The program also features a world première by David Amram with Augusta Read Thomas, Chen Shih-hui, Erik Santos, Robert Wellington Pound, and Maria Thompson Corley and others setting words by Paul’s friend and fellow activist Langston Hughes honoring Robeson.
James C Martin and Lynn Raley. Photo: Sten HartmanPaul Robeson by Karsh 1941
By the time of his death in 1976, Paul Robeson had been all but invisible for more than a decade, persecuted and driven into internal exile by 1950s paranoia. Despite the FBI’s best attempts to erase him from the history books, Robeson’s spirit and his voice live on. A renaissance man – a professional football player and lawyer as well as an actor and singer – he used his voice to speak out against injustice wherever he saw it, and to sing out for the dispossessed, whatever the personal cost.

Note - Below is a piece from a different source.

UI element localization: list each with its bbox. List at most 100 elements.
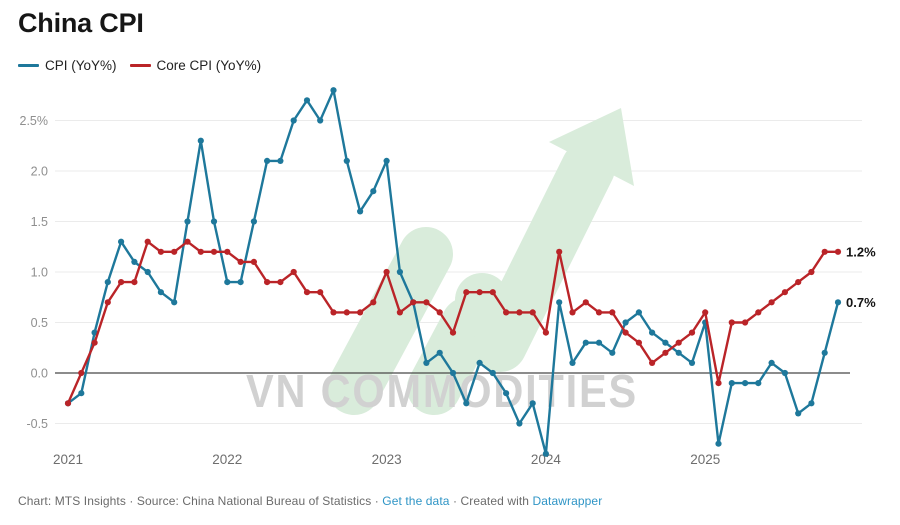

Robeson’s rise to stardom is rooted in the avant-garde and bohemian culture of 1920s Greenwich Village. In 1924, he was cast as the lead in Eugene O'Neill's All God's Chillun Got Wings at the Provincetown Playhouse, a performance that launched his illustrious theatrical career. In 1925, he gave the first concert dedicated to African-American songs at the Greenwich Village Theater on West 4th Street, with George Gershwin among the audience. And in 1926, he posed nude for sculptor Antonio Salemme in his studio on Washington Square North.
In a church which has long been a beacon of justice and civil rights, acclaimed bass-baritone James Martin celebrates the art and activism of a musical hero with a concert taking inspiration from his celebrated 1958 Carnegie Hall performance of songs and theatrical monologues.